В Великую ярангу он пришел задолго до начала своей смены.
Он бродил между грубо сложенными из свинцовых болванок стенами, разделившими отсеки, защищая людей от опасных облучений, и рассеянно смотрел на приборы, которыми пользовались его группа и другие группы физиков.
Усталые научные сотрудники собирали записи и запирали столы после ночной смены.
Буров не мог дождаться, когда придут его помощницы.
Они пришли, как всегда, вместе. Эта девчонка влюблена в Елену Кирилловну, ревнует к каждому его взгляду. А покорная на работе Елена Кирилловна, выйдя из Великой яранги, становится недоступной… и словно не она застегивала пуговицы на его мокрой рубашке!..
А следом за Шаховской и Людой прямо в отсек Бурова неожидато пришли профессор Веселова-Росова и академик Овесян.
- Ну, как, богатырь? - спросил академик, озорно поблескивая глазами. - Бросай "науку для науки". Идем ко мне настоящим делом заниматься, будем вместе солнце зажигать. Или нравится статистикой здесь заниматься?
- Статистики не выношу, - признался Буров. - И метод исканий, построенный на ней, считаю неверным. - Он решился. Он шел на бой.
- Ого! Бунт на корабле! - засмеялся Овесян, взглядывая на Марию Сергеевну. - Над Великой ярангой будет выброшен черный флаг.
- Сергей Андреевич склонен к фантазиям, - сказала Мария Сергеевна, - но это пройдет…
- Молодость всегда проходит… к старости, - заметил Овесян.
Буров вскипел. Он вдруг понял, что маститые ученые даже не принимают его всерьез. Они, не могущие поладить между собой, против него едины. И он накинулся сначала на Овесяна:
- Простите, Амас Иосифович, мне трудно понять, как можно было произвести в свое время управляемый синтез гелия из водорода, а теперь отрекаться от проблемных исканий? Разве наука может остановиться на том, что в свое время сделали вы?
Овесян вспыхнул. Мария Сергеевна даже испугалась за него. Она-то знала, каким от бывает, когда вспылит. Но он только сказал:
- Сейчас он докажет, что мы, академики, получаем свои звания за работы, сделанные в бытность кандидатами наук.
- Я этого не говорю.
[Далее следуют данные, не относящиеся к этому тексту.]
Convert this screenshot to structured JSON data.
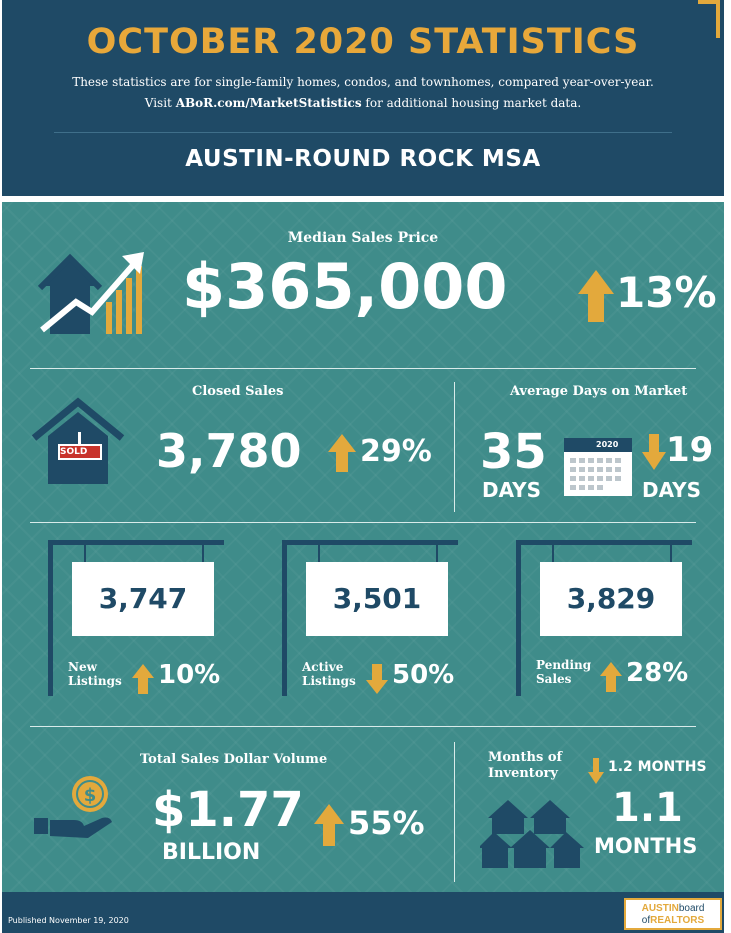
{
  "header": {
    "title": "OCTOBER 2020 STATISTICS",
    "line1": "These statistics are for single-family homes, condos, and townhomes, compared year-over-year.",
    "line2_prefix": "Visit ",
    "line2_link": "ABoR.com/MarketStatistics",
    "line2_suffix": " for additional housing market data.",
    "region": "AUSTIN-ROUND ROCK MSA"
  },
  "median_price": {
    "label": "Median Sales Price",
    "value": "$365,000",
    "change": "13%",
    "direction": "up"
  },
  "closed_sales": {
    "label": "Closed Sales",
    "value": "3,780",
    "change": "29%",
    "direction": "up",
    "sign_text": "SOLD"
  },
  "days_on_market": {
    "label": "Average Days on Market",
    "value": "35",
    "unit": "DAYS",
    "calendar_year": "2020",
    "change": "19",
    "change_unit": "DAYS",
    "direction": "down"
  },
  "listings": [
    {
      "value": "3,747",
      "label_line1": "New",
      "label_line2": "Listings",
      "change": "10%",
      "direction": "up"
    },
    {
      "value": "3,501",
      "label_line1": "Active",
      "label_line2": "Listings",
      "change": "50%",
      "direction": "down"
    },
    {
      "value": "3,829",
      "label_line1": "Pending",
      "label_line2": "Sales",
      "change": "28%",
      "direction": "up"
    }
  ],
  "dollar_volume": {
    "label": "Total Sales Dollar Volume",
    "value": "$1.77",
    "unit": "BILLION",
    "change": "55%",
    "direction": "up"
  },
  "inventory": {
    "label_line1": "Months of",
    "label_line2": "Inventory",
    "change": "1.2 MONTHS",
    "direction": "down",
    "value": "1.1",
    "unit": "MONTHS"
  },
  "footer": {
    "published": "Published November 19, 2020",
    "logo_line1a": "AUSTIN",
    "logo_line1b": "board",
    "logo_line2a": "of",
    "logo_line2b": "REALTORS"
  },
  "colors": {
    "navy": "#1f4a66",
    "teal": "#3f8c8a",
    "gold": "#e3a93c",
    "white": "#ffffff"
  }
}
Но остановиться, хотя бы во имя практичности, на достигнутом, это наверняка дать себя обогнать другим.
Шаховская, стоявшая с Людой поодаль, нагнулась к ней и прошептала:
- Ну, Лю, нам с тобой, кажется, повезло… Бой быков или гладиаторов?…
- Боюсь, нам придется волочить тело по песку, - шепнула в ответ Люда.
- Чем же вас не устраивает, позволительно будет узнать, наш план работ? - холодно спросила Веселова-Росова.
- Так дальше нельзя, Мария Сергеевна! Для того чтобы найти золото, не измельчают всю гору, чтобы промыть ее, а находят жилу, ведут разработки этой жилы, поворачивают с ней то вправо, то влево.
- Что ж, - вздохнула Мария Сергеевна. - Никто не запретит вам свернуть с нашего пути.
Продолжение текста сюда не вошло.